Deadlines and cancellation: gRPC has first-class deadline propagation. A client sets a deadline; the server checks ctx.Done() and cancels in-progress work. Deadlines cascade through service calls — if the root request deadline expires, all downstream gRPC calls are cancelled. This prevents cascading slow-drain failures.
ctx, cancel := context.WithTimeout(context.Background(), 500*time.Millisecond)
defer cancel()
resp, err := client.GetOrder(ctx, &pb.GetOrderRequest{OrderId: "123"})Browser limitation: Browsers cannot speak HTTP/2 trailers, which gRPC requires. gRPC-Web solves this with a JavaScript client that communicates with an Envoy proxy (or Nginx module) that translates to native gRPC. This adds an extra hop and loses bidirectional streaming.
GraphQL
GraphQL exposes a single endpoint. The client sends a query specifying exactly which fields it needs. The server returns only those fields.
# Client query — asks only for what it needs
query {
user(id: "u_123") {
name
avatar
recentOrders(limit: 3) {
id
total
status
}
}
}The server resolves each field via a resolver function. Fields can be resolved from different data sources (databases, microservices, caches).
N+1 problem: A naive resolver for recentOrders fires one DB query per user. Fetching a feed of 100 users triggers 1 (users) + 100 (orders) = 101 queries.
users query → 1 SQL query → returns 100 users
orders resolver → 100 SQL queries (one per user) ← N+1Fix: DataLoader batching. DataLoader collects resolver calls within a single event loop tick, batches them into one query, then distributes results.
orders resolver → batched: SELECT * FROM orders WHERE user_id IN (u1, u2, ..., u100)

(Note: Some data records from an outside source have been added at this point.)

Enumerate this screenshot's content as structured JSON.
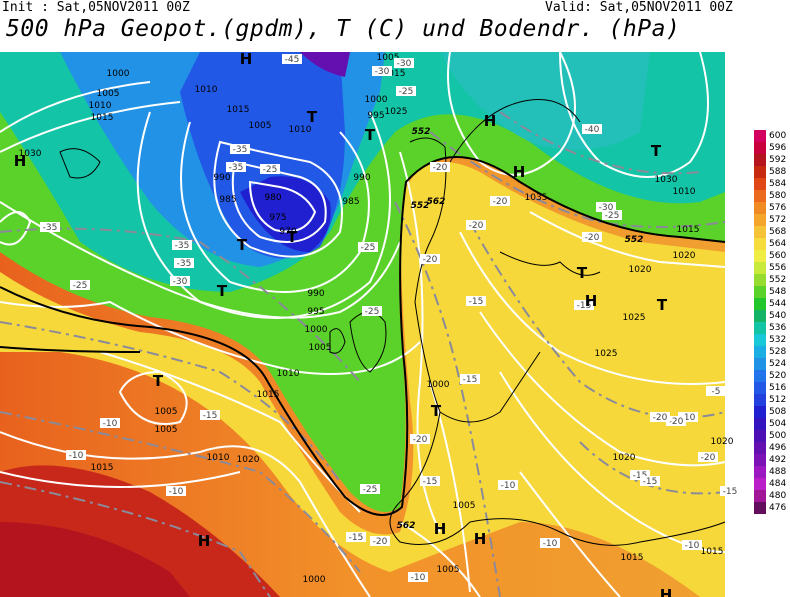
{
  "header": {
    "init": "Init : Sat,05NOV2011 00Z",
    "valid": "Valid: Sat,05NOV2011 00Z",
    "title": "500 hPa Geopot.(gpdm), T (C) und Bodendr. (hPa)"
  },
  "legend": {
    "values": [
      "600",
      "596",
      "592",
      "588",
      "584",
      "580",
      "576",
      "572",
      "568",
      "564",
      "560",
      "556",
      "552",
      "548",
      "544",
      "540",
      "536",
      "532",
      "528",
      "524",
      "520",
      "516",
      "512",
      "508",
      "504",
      "500",
      "496",
      "492",
      "488",
      "484",
      "480",
      "476"
    ],
    "colors": [
      "#d4005f",
      "#c8003c",
      "#b4141e",
      "#c82a10",
      "#e04616",
      "#ec6a1e",
      "#f08a24",
      "#f4a62c",
      "#f6c236",
      "#f6dc3c",
      "#f0ee44",
      "#c8ea3c",
      "#96dc30",
      "#5ad22a",
      "#22c62a",
      "#14b466",
      "#14c4a6",
      "#18c8d6",
      "#1aaee2",
      "#2092e6",
      "#2274ea",
      "#2258e6",
      "#2240de",
      "#2020d0",
      "#3414be",
      "#4c10b4",
      "#6410b0",
      "#7c12b6",
      "#9c18c0",
      "#ba1ec8",
      "#a01696",
      "#620e5c"
    ]
  },
  "map": {
    "pressure_labels": [
      "1000",
      "1005",
      "1010",
      "1015",
      "1030",
      "1010",
      "1015",
      "1005",
      "1010",
      "1000",
      "995",
      "990",
      "985",
      "980",
      "975",
      "970",
      "985",
      "990",
      "990",
      "995",
      "1000",
      "1005",
      "1010",
      "1015",
      "1000",
      "1005",
      "1005",
      "1010",
      "1015",
      "1020",
      "1020",
      "1025",
      "1030",
      "1035",
      "1010",
      "1015",
      "1020",
      "1025",
      "1020",
      "1015",
      "1015",
      "1020",
      "1005",
      "1005",
      "1005",
      "1015",
      "1000",
      "1025"
    ],
    "temp_labels": [
      "-45",
      "-35",
      "-30",
      "-25",
      "-35",
      "-25",
      "-30",
      "-35",
      "-30",
      "-25",
      "-25",
      "-20",
      "-25",
      "-20",
      "-15",
      "-20",
      "-15",
      "-10",
      "-10",
      "-15",
      "-10",
      "-20",
      "-15",
      "-10",
      "-25",
      "-20",
      "-15",
      "-10",
      "-5",
      "-15",
      "-10",
      "-10",
      "-20",
      "-20",
      "-15",
      "-15",
      "-35",
      "-40",
      "-30",
      "-25",
      "-20",
      "-20",
      "-15",
      "-10",
      "-20",
      "-35"
    ],
    "geopot_labels": [
      "552",
      "562",
      "552",
      "562",
      "552"
    ],
    "highs": [
      "H",
      "H",
      "H",
      "H",
      "H",
      "H",
      "H",
      "H",
      "H"
    ],
    "lows": [
      "T",
      "T",
      "T",
      "T",
      "T",
      "T",
      "T",
      "T",
      "T",
      "T"
    ]
  }
}
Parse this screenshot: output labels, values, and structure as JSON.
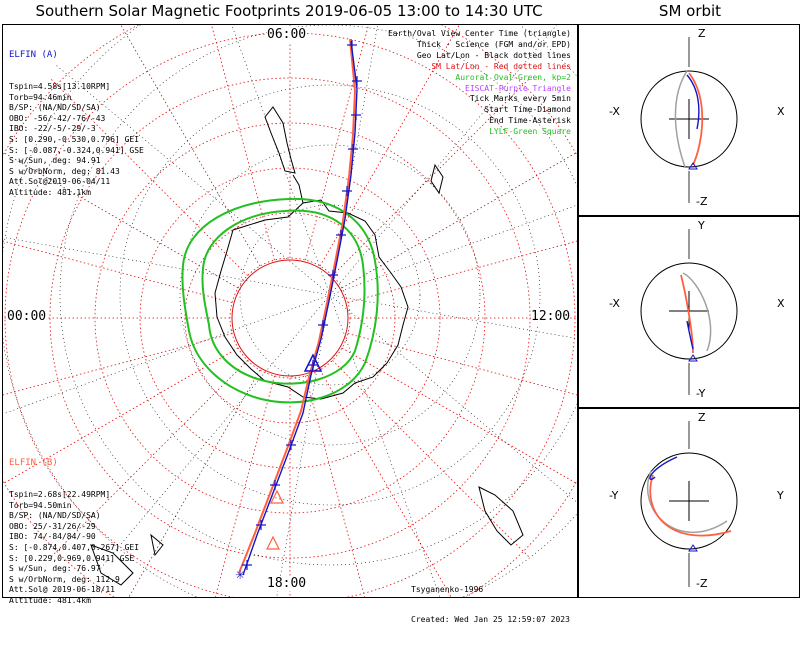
{
  "title": "Southern Solar Magnetic Footprints 2019-06-05 13:00 to 14:30 UTC",
  "sm_title": "SM orbit",
  "clock_labels": {
    "top": "06:00",
    "left": "00:00",
    "right": "12:00",
    "bottom": "18:00"
  },
  "probe_a": {
    "name": "ELFIN (A)",
    "color": "#1414c8",
    "lines": [
      "Tspin=4.58s[13.10RPM]",
      "Torb=94.46min",
      "B/SP: (NA/ND/SD/SA)",
      "OBO: -56/-42/-76/-43",
      "IBO: -22/-5/-29/-3",
      "S: [0.290,-0.530,0.796] GEI",
      "S: [-0.087,-0.324,0.941] GSE",
      "S w/Sun, deg: 94.91",
      "S w/OrbNorm, deg: 81.43",
      "Att.Sol@2019-06-04/11",
      "Altitude: 481.1km"
    ]
  },
  "probe_b": {
    "name": "ELFIN (B)",
    "color": "#ff6040",
    "lines": [
      "Tspin=2.68s[22.49RPM]",
      "Torb=94.50min",
      "B/SP: (NA/ND/SD/SA)",
      "OBO: 25/-31/26/-29",
      "IBO: 74/-84/84/-90",
      "S: [-0.874,0.407,0.267] GEI",
      "S: [0.229,0.969,0.941] GSE",
      "S w/Sun, deg: 76.97",
      "S w/OrbNorm, deg: 112.9",
      "Att.Sol@ 2019-06-18/11",
      "Altitude: 481.4km"
    ]
  },
  "legend": [
    {
      "text": "Earth/Oval View Center Time (triangle)",
      "color": "#000000"
    },
    {
      "text": "Thick - Science (FGM and/or EPD)",
      "color": "#000000"
    },
    {
      "text": "Geo Lat/Lon - Black dotted lines",
      "color": "#000000"
    },
    {
      "text": "SM Lat/Lon - Red dotted lines",
      "color": "#e01010"
    },
    {
      "text": "Auroral Oval-Green, kp=2",
      "color": "#22c020"
    },
    {
      "text": "EISCAT-Purple Triangle",
      "color": "#c040ff"
    },
    {
      "text": "Tick Marks every 5min",
      "color": "#000000"
    },
    {
      "text": "Start Time-Diamond",
      "color": "#000000"
    },
    {
      "text": "End Time-Asterisk",
      "color": "#000000"
    },
    {
      "text": "LYLF-Green Square",
      "color": "#22c020"
    }
  ],
  "footer": {
    "author": "Tsyganenko-1996",
    "created": "Created: Wed Jan 25 12:59:07 2023"
  },
  "sm_panels": [
    {
      "top": "Z",
      "bottom": "-Z",
      "left": "-X",
      "right": "X"
    },
    {
      "top": "Y",
      "bottom": "-Y",
      "left": "-X",
      "right": "X"
    },
    {
      "top": "Z",
      "bottom": "-Z",
      "left": "-Y",
      "right": "Y"
    }
  ],
  "colors": {
    "elfin_a": "#1414c8",
    "elfin_b": "#ff6040",
    "oval": "#22c020",
    "sm_grid": "#e01010",
    "geo_grid": "#000000",
    "orbit_gray": "#a0a0a0"
  },
  "chart_data": {
    "type": "polar_map",
    "projection": "southern polar, SM coordinates",
    "time_range": [
      "2019-06-05 13:00",
      "2019-06-05 14:30"
    ],
    "magnetic_local_time_labels": [
      "06:00",
      "12:00",
      "18:00",
      "00:00"
    ],
    "tick_interval": "5min",
    "series": [
      {
        "name": "ELFIN (A)",
        "color": "#1414c8"
      },
      {
        "name": "ELFIN (B)",
        "color": "#ff6040"
      }
    ]
  }
}
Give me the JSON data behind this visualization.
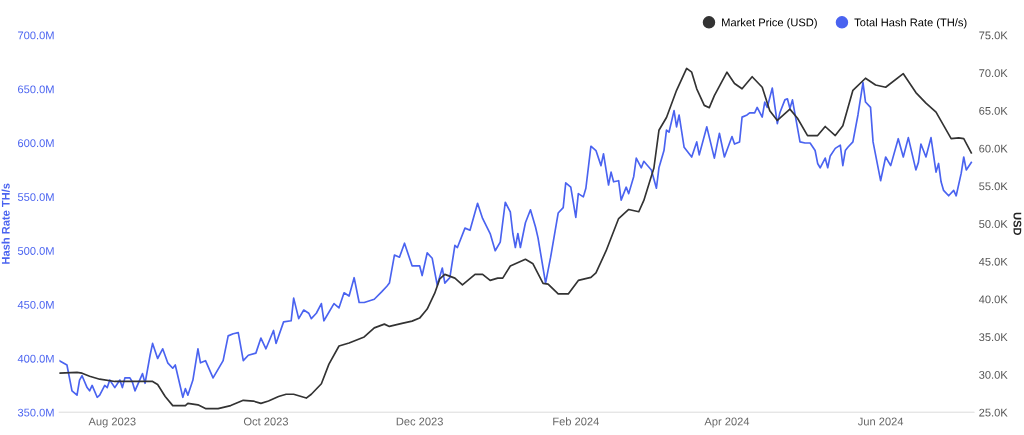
{
  "chart_data": {
    "type": "line",
    "ylabel": "Hash Rate TH/s",
    "y2label": "USD",
    "xlim": [
      "2023-07-11",
      "2024-07-08"
    ],
    "legend": "top right",
    "grid": false,
    "marker": "none",
    "line_style": "solid",
    "xticks": [
      {
        "value": "2023-08-01",
        "label": "Aug 2023"
      },
      {
        "value": "2023-10-01",
        "label": "Oct 2023"
      },
      {
        "value": "2023-12-01",
        "label": "Dec 2023"
      },
      {
        "value": "2024-02-01",
        "label": "Feb 2024"
      },
      {
        "value": "2024-04-01",
        "label": "Apr 2024"
      },
      {
        "value": "2024-06-01",
        "label": "Jun 2024"
      }
    ],
    "ylim": [
      350,
      700
    ],
    "yticks": [
      {
        "value": 350,
        "label": "350.0M"
      },
      {
        "value": 400,
        "label": "400.0M"
      },
      {
        "value": 450,
        "label": "450.0M"
      },
      {
        "value": 500,
        "label": "500.0M"
      },
      {
        "value": 550,
        "label": "550.0M"
      },
      {
        "value": 600,
        "label": "600.0M"
      },
      {
        "value": 650,
        "label": "650.0M"
      },
      {
        "value": 700,
        "label": "700.0M"
      }
    ],
    "y2lim": [
      25,
      75
    ],
    "y2ticks": [
      {
        "value": 25,
        "label": "25.0K"
      },
      {
        "value": 30,
        "label": "30.0K"
      },
      {
        "value": 35,
        "label": "35.0K"
      },
      {
        "value": 40,
        "label": "40.0K"
      },
      {
        "value": 45,
        "label": "45.0K"
      },
      {
        "value": 50,
        "label": "50.0K"
      },
      {
        "value": 55,
        "label": "55.0K"
      },
      {
        "value": 60,
        "label": "60.0K"
      },
      {
        "value": 65,
        "label": "65.0K"
      },
      {
        "value": 70,
        "label": "70.0K"
      },
      {
        "value": 75,
        "label": "75.0K"
      }
    ],
    "series": [
      {
        "name": "Market Price (USD)",
        "color": "#333333",
        "axis": "y2",
        "x": [
          "2023-07-11",
          "2023-07-18",
          "2023-07-20",
          "2023-07-23",
          "2023-07-27",
          "2023-08-02",
          "2023-08-10",
          "2023-08-17",
          "2023-08-19",
          "2023-08-22",
          "2023-08-25",
          "2023-08-30",
          "2023-08-31",
          "2023-09-04",
          "2023-09-07",
          "2023-09-12",
          "2023-09-17",
          "2023-09-22",
          "2023-09-26",
          "2023-09-29",
          "2023-10-02",
          "2023-10-06",
          "2023-10-09",
          "2023-10-12",
          "2023-10-17",
          "2023-10-19",
          "2023-10-23",
          "2023-10-26",
          "2023-10-30",
          "2023-11-03",
          "2023-11-09",
          "2023-11-13",
          "2023-11-17",
          "2023-11-19",
          "2023-11-24",
          "2023-11-28",
          "2023-12-01",
          "2023-12-04",
          "2023-12-07",
          "2023-12-09",
          "2023-12-11",
          "2023-12-15",
          "2023-12-18",
          "2023-12-23",
          "2023-12-26",
          "2023-12-29",
          "2024-01-01",
          "2024-01-03",
          "2024-01-06",
          "2024-01-12",
          "2024-01-15",
          "2024-01-19",
          "2024-01-21",
          "2024-01-25",
          "2024-01-29",
          "2024-02-02",
          "2024-02-07",
          "2024-02-09",
          "2024-02-13",
          "2024-02-18",
          "2024-02-22",
          "2024-02-26",
          "2024-02-28",
          "2024-03-03",
          "2024-03-05",
          "2024-03-08",
          "2024-03-12",
          "2024-03-16",
          "2024-03-18",
          "2024-03-20",
          "2024-03-23",
          "2024-03-25",
          "2024-03-27",
          "2024-04-01",
          "2024-04-04",
          "2024-04-07",
          "2024-04-11",
          "2024-04-15",
          "2024-04-18",
          "2024-04-21",
          "2024-04-26",
          "2024-04-29",
          "2024-05-03",
          "2024-05-07",
          "2024-05-10",
          "2024-05-14",
          "2024-05-17",
          "2024-05-21",
          "2024-05-26",
          "2024-05-30",
          "2024-06-03",
          "2024-06-10",
          "2024-06-15",
          "2024-06-19",
          "2024-06-23",
          "2024-06-29",
          "2024-07-02",
          "2024-07-04",
          "2024-07-07"
        ],
        "values": [
          30.2,
          30.3,
          30.2,
          29.8,
          29.4,
          29.1,
          29.1,
          29.1,
          28.7,
          27.1,
          25.9,
          25.9,
          26.2,
          26.0,
          25.5,
          25.5,
          25.9,
          26.6,
          26.5,
          26.2,
          26.5,
          27.1,
          27.4,
          27.4,
          26.9,
          27.4,
          28.8,
          31.4,
          33.8,
          34.2,
          35.0,
          36.2,
          36.7,
          36.4,
          36.8,
          37.1,
          37.5,
          38.7,
          40.8,
          42.7,
          43.3,
          42.8,
          41.9,
          43.3,
          43.3,
          42.5,
          42.8,
          42.8,
          44.4,
          45.3,
          44.7,
          42.1,
          42.0,
          40.7,
          40.7,
          42.5,
          42.9,
          43.5,
          46.4,
          50.7,
          51.9,
          51.6,
          53.1,
          57.4,
          62.4,
          64.1,
          67.7,
          70.6,
          70.1,
          67.9,
          65.7,
          65.4,
          67.0,
          70.1,
          68.6,
          67.9,
          69.5,
          68.1,
          65.0,
          63.7,
          65.2,
          64.0,
          61.7,
          61.7,
          62.9,
          61.7,
          63.0,
          67.7,
          69.3,
          68.4,
          68.1,
          69.9,
          67.4,
          66.0,
          64.8,
          61.3,
          61.4,
          61.3,
          59.4
        ]
      },
      {
        "name": "Total Hash Rate (TH/s)",
        "color": "#4a63f0",
        "axis": "y",
        "x": [
          "2023-07-11",
          "2023-07-14",
          "2023-07-16",
          "2023-07-18",
          "2023-07-19",
          "2023-07-20",
          "2023-07-22",
          "2023-07-23",
          "2023-07-24",
          "2023-07-26",
          "2023-07-27",
          "2023-07-29",
          "2023-07-30",
          "2023-07-31",
          "2023-08-02",
          "2023-08-04",
          "2023-08-05",
          "2023-08-06",
          "2023-08-08",
          "2023-08-09",
          "2023-08-10",
          "2023-08-13",
          "2023-08-14",
          "2023-08-16",
          "2023-08-17",
          "2023-08-19",
          "2023-08-21",
          "2023-08-23",
          "2023-08-25",
          "2023-08-26",
          "2023-08-29",
          "2023-08-30",
          "2023-08-31",
          "2023-09-02",
          "2023-09-04",
          "2023-09-05",
          "2023-09-07",
          "2023-09-10",
          "2023-09-14",
          "2023-09-16",
          "2023-09-18",
          "2023-09-20",
          "2023-09-22",
          "2023-09-24",
          "2023-09-27",
          "2023-09-29",
          "2023-10-01",
          "2023-10-04",
          "2023-10-05",
          "2023-10-08",
          "2023-10-11",
          "2023-10-12",
          "2023-10-14",
          "2023-10-16",
          "2023-10-18",
          "2023-10-19",
          "2023-10-21",
          "2023-10-23",
          "2023-10-24",
          "2023-10-28",
          "2023-10-30",
          "2023-11-01",
          "2023-11-03",
          "2023-11-05",
          "2023-11-07",
          "2023-11-09",
          "2023-11-13",
          "2023-11-16",
          "2023-11-18",
          "2023-11-19",
          "2023-11-21",
          "2023-11-23",
          "2023-11-25",
          "2023-11-28",
          "2023-12-01",
          "2023-12-02",
          "2023-12-04",
          "2023-12-06",
          "2023-12-08",
          "2023-12-10",
          "2023-12-11",
          "2023-12-13",
          "2023-12-15",
          "2023-12-16",
          "2023-12-19",
          "2023-12-21",
          "2023-12-24",
          "2023-12-26",
          "2023-12-29",
          "2023-12-31",
          "2024-01-02",
          "2024-01-04",
          "2024-01-06",
          "2024-01-07",
          "2024-01-08",
          "2024-01-09",
          "2024-01-10",
          "2024-01-12",
          "2024-01-14",
          "2024-01-16",
          "2024-01-17",
          "2024-01-20",
          "2024-01-22",
          "2024-01-25",
          "2024-01-27",
          "2024-01-28",
          "2024-01-30",
          "2024-02-01",
          "2024-02-02",
          "2024-02-04",
          "2024-02-05",
          "2024-02-07",
          "2024-02-09",
          "2024-02-11",
          "2024-02-12",
          "2024-02-14",
          "2024-02-15",
          "2024-02-16",
          "2024-02-18",
          "2024-02-19",
          "2024-02-21",
          "2024-02-22",
          "2024-02-24",
          "2024-02-25",
          "2024-02-27",
          "2024-02-28",
          "2024-03-02",
          "2024-03-04",
          "2024-03-05",
          "2024-03-07",
          "2024-03-08",
          "2024-03-09",
          "2024-03-11",
          "2024-03-12",
          "2024-03-13",
          "2024-03-15",
          "2024-03-17",
          "2024-03-18",
          "2024-03-20",
          "2024-03-21",
          "2024-03-24",
          "2024-03-27",
          "2024-03-29",
          "2024-03-31",
          "2024-04-03",
          "2024-04-04",
          "2024-04-06",
          "2024-04-07",
          "2024-04-09",
          "2024-04-10",
          "2024-04-12",
          "2024-04-13",
          "2024-04-15",
          "2024-04-16",
          "2024-04-17",
          "2024-04-19",
          "2024-04-21",
          "2024-04-22",
          "2024-04-24",
          "2024-04-25",
          "2024-04-26",
          "2024-04-27",
          "2024-04-30",
          "2024-05-02",
          "2024-05-04",
          "2024-05-06",
          "2024-05-07",
          "2024-05-08",
          "2024-05-10",
          "2024-05-11",
          "2024-05-12",
          "2024-05-14",
          "2024-05-16",
          "2024-05-17",
          "2024-05-18",
          "2024-05-19",
          "2024-05-21",
          "2024-05-23",
          "2024-05-25",
          "2024-05-26",
          "2024-05-28",
          "2024-05-29",
          "2024-06-01",
          "2024-06-03",
          "2024-06-05",
          "2024-06-08",
          "2024-06-10",
          "2024-06-12",
          "2024-06-15",
          "2024-06-16",
          "2024-06-17",
          "2024-06-19",
          "2024-06-21",
          "2024-06-23",
          "2024-06-24",
          "2024-06-25",
          "2024-06-26",
          "2024-06-28",
          "2024-06-30",
          "2024-07-01",
          "2024-07-03",
          "2024-07-04",
          "2024-07-05",
          "2024-07-07"
        ],
        "values": [
          398,
          394,
          370,
          366,
          380,
          384,
          373,
          370,
          375,
          364,
          366,
          375,
          373,
          380,
          373,
          380,
          373,
          382,
          382,
          378,
          370,
          386,
          377,
          403,
          414,
          400,
          409,
          396,
          391,
          394,
          364,
          372,
          366,
          380,
          409,
          396,
          398,
          382,
          398,
          421,
          423,
          424,
          398,
          403,
          405,
          419,
          409,
          426,
          414,
          434,
          435,
          456,
          437,
          445,
          442,
          437,
          442,
          451,
          435,
          451,
          447,
          461,
          458,
          475,
          452,
          452,
          455,
          462,
          467,
          470,
          496,
          494,
          507,
          486,
          486,
          477,
          498,
          493,
          468,
          484,
          470,
          475,
          505,
          503,
          521,
          519,
          544,
          530,
          516,
          500,
          508,
          545,
          536,
          516,
          503,
          516,
          503,
          526,
          538,
          522,
          512,
          470,
          494,
          535,
          540,
          563,
          559,
          531,
          553,
          550,
          558,
          597,
          593,
          579,
          590,
          561,
          573,
          564,
          565,
          547,
          559,
          553,
          569,
          586,
          577,
          583,
          575,
          558,
          577,
          593,
          612,
          610,
          630,
          615,
          626,
          596,
          590,
          587,
          601,
          589,
          615,
          586,
          609,
          587,
          606,
          599,
          601,
          624,
          626,
          628,
          628,
          633,
          624,
          638,
          633,
          651,
          618,
          628,
          640,
          641,
          632,
          640,
          601,
          600,
          600,
          593,
          581,
          577,
          586,
          577,
          588,
          595,
          598,
          579,
          593,
          596,
          601,
          626,
          656,
          638,
          633,
          601,
          565,
          587,
          579,
          604,
          587,
          605,
          575,
          582,
          599,
          587,
          605,
          573,
          581,
          564,
          556,
          551,
          556,
          551,
          572,
          587,
          575,
          582
        ]
      }
    ]
  }
}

→ 1 SQL query regardless of result sizeCaching is hard: REST uses URL-based HTTP caching naturally. GraphQL queries are POST requests — no URL to cache on. Solutions:
| Approach | How it works |
|---|---|
| Persisted queries | Client registers query hash; server stores query by hash. GET /graphql?queryId=abc123 — now cacheable by CDN |
| Response cache (Apollo) | Cache full query responses by hash in Redis |
| CDN caching | Only works with persisted queries over GET; dynamic queries cannot be CDN-cached |
| Fragment caching | Cache individual resolver results, not full responses |
Schema federation (Apollo Federation): Large orgs split the schema across teams. Each service owns its subgraph. The gateway stitches subgraphs into a unified schema at query time. Netflix, Shopify, and Twitter use this pattern to let product teams own their own GraphQL types independently.
GraphQL introspection — the ability to query the schema itself — is useful in development but should be disabled in production for public APIs. It exposes your full data model and can be used to map attack surface.
Decision Guide
| Scenario | Recommendation | Reason |
|---|---|---|
| Public-facing API (third-party developers) | REST | Familiar, widely tooled, easy to cache, works in every HTTP client |
| Internal microservice communication | gRPC | Binary efficiency, compile-time contracts, deadline propagation, streaming |
| Mobile BFF (Backend for Frontend) | GraphQL | Mobile clients fetch exactly the fields they render — avoids over-fetch on metered connections |
| Multi-client (web, iOS, Android, TV) | GraphQL | One schema serves all clients; each client queries its own shape |
| High-throughput data pipeline | gRPC | Binary payload, streaming, low CPU overhead |
| Real-time data (live scores, collaborative) | gRPC bidirectional or WebSocket over REST | Native streaming patterns |
| Startup / small team | REST | Simplest to build, debug, and evolve; no codegen step |
| Service mesh (Istio, Linkerd) | gRPC | Sidecar proxies speak HTTP/2 natively; richer observability (per-RPC metrics) |
These are not mutually exclusive. A common pattern at FAANG: gRPC between internal microservices, REST for the public API gateway, and GraphQL as the BFF layer that aggregates internal gRPC calls into client-optimized responses.